Dr Janusz Martyniak (Imperial College London)

Description

The international Muon Ionisation Cooling Experiment (MICE) is designed to demonstrate the principle of muon ionisation cooling for the first time, for application to a future Neutrino Factory or Muon Collider. The experiment is currently under construction at the ISIS synchrotron at the Rutherford-Appleton Laboratory, UK. The configuration/condition of the experiment during each run is stored in a Postgres-based "Configuration Database", that has a read-only replica with a publicly-accessible web-services interface.
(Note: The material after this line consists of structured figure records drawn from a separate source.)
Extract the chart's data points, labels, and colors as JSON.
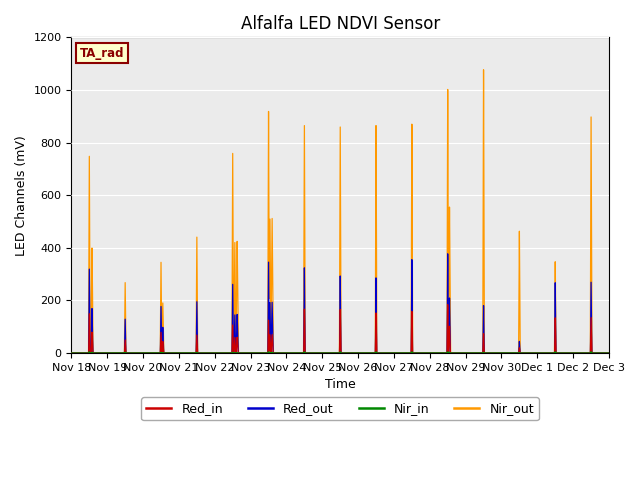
{
  "title": "Alfalfa LED NDVI Sensor",
  "ylabel": "LED Channels (mV)",
  "xlabel": "Time",
  "ylim": [
    0,
    1200
  ],
  "bg_color": "#ebebeb",
  "grid_color": "white",
  "label_box": "TA_rad",
  "legend_labels": [
    "Red_in",
    "Red_out",
    "Nir_in",
    "Nir_out"
  ],
  "legend_colors": [
    "#cc0000",
    "#0000cc",
    "#008800",
    "#ff9900"
  ],
  "xtick_labels": [
    "Nov 18",
    "Nov 19",
    "Nov 20",
    "Nov 21",
    "Nov 22",
    "Nov 23",
    "Nov 24",
    "Nov 25",
    "Nov 26",
    "Nov 27",
    "Nov 28",
    "Nov 29",
    "Nov 30",
    "Dec 1",
    "Dec 2",
    "Dec 3"
  ],
  "days": 15,
  "day_data": [
    {
      "nir_out": 750,
      "red_out": 320,
      "red_in": 150,
      "nir_in": 5,
      "sub": [
        0.0,
        0.15
      ]
    },
    {
      "nir_out": 270,
      "red_out": 130,
      "red_in": 50,
      "nir_in": 3,
      "sub": [
        0.0
      ]
    },
    {
      "nir_out": 350,
      "red_out": 180,
      "red_in": 80,
      "nir_in": 3,
      "sub": [
        0.0,
        0.1
      ]
    },
    {
      "nir_out": 450,
      "red_out": 200,
      "red_in": 70,
      "nir_in": 3,
      "sub": [
        0.0
      ]
    },
    {
      "nir_out": 780,
      "red_out": 270,
      "red_in": 110,
      "nir_in": 3,
      "sub": [
        0.0,
        0.12,
        0.25
      ]
    },
    {
      "nir_out": 950,
      "red_out": 360,
      "red_in": 130,
      "nir_in": 5,
      "sub": [
        0.0,
        0.08,
        0.2
      ]
    },
    {
      "nir_out": 900,
      "red_out": 340,
      "red_in": 175,
      "nir_in": 5,
      "sub": [
        0.0
      ]
    },
    {
      "nir_out": 900,
      "red_out": 310,
      "red_in": 175,
      "nir_in": 5,
      "sub": [
        0.0
      ]
    },
    {
      "nir_out": 900,
      "red_out": 300,
      "red_in": 160,
      "nir_in": 5,
      "sub": [
        0.0
      ]
    },
    {
      "nir_out": 900,
      "red_out": 370,
      "red_in": 165,
      "nir_in": 5,
      "sub": [
        0.0
      ]
    },
    {
      "nir_out": 1030,
      "red_out": 390,
      "red_in": 190,
      "nir_in": 5,
      "sub": [
        0.0,
        0.1
      ]
    },
    {
      "nir_out": 1100,
      "red_out": 185,
      "red_in": 75,
      "nir_in": 3,
      "sub": [
        0.0
      ]
    },
    {
      "nir_out": 470,
      "red_out": 45,
      "red_in": 20,
      "nir_in": 2,
      "sub": [
        0.0
      ]
    },
    {
      "nir_out": 350,
      "red_out": 270,
      "red_in": 135,
      "nir_in": 5,
      "sub": [
        0.0
      ]
    },
    {
      "nir_out": 900,
      "red_out": 270,
      "red_in": 135,
      "nir_in": 5,
      "sub": [
        0.0
      ]
    }
  ]
}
Meanwhile the raw data from the DAQ (based on the DATE framework from ALICE) is written to a storage system close to the Control Room as a series of tarballs, one per run, each containing checksum information about the contents. There are two main data handling projects for the MICE experiment which involve data distribution on the Grid: • The RAW Data Mover • Off-line and batch data reconstruction The aim of the Data Mover is to upload RAW data files onto a safe tape storage as soon as the data have been written out by the DAQ system and marked as ready to be uploaded. The Data Mover actively watches the directories where new RAW files are to appear and copies them to an intermediate disk storage. This step is useful mainly to avoid bottlenecks in access to the DAQ disk, to which the DAQ has write priority. After the initial copy is made and internal file integrity is verified, each file is uploaded to RAL Tier1 Castor Storage Element (SE) and placed on 2 tapes for redundancy. We also make another copy at a separate disk-based SE at this stage to make it easier for users to access data quickly. Both copies are check-summed and the replicas are registered with an instance of LCG File Catalog (LFC). On success a record with basic file properties is added to the Mice Metadata DB. MICE standard reconstruction software (MAUS) has been installed on the Grid. The reconstruction process is triggered by new RAW data records filled in the Mice Metadata DB by the mover system described above. Off line reconstruction jobs for new RAW files are submitted to RAL Tier1 and the output is stored on a Castor disk. We are currently working on distributed submissions to MICE enabled Tier 2 sites . This is mainly aimed for data reprocessing when a new version of MAUS becomes available. It this case output files will be shipped back to RAL using File Transfer Service (FTS) based system.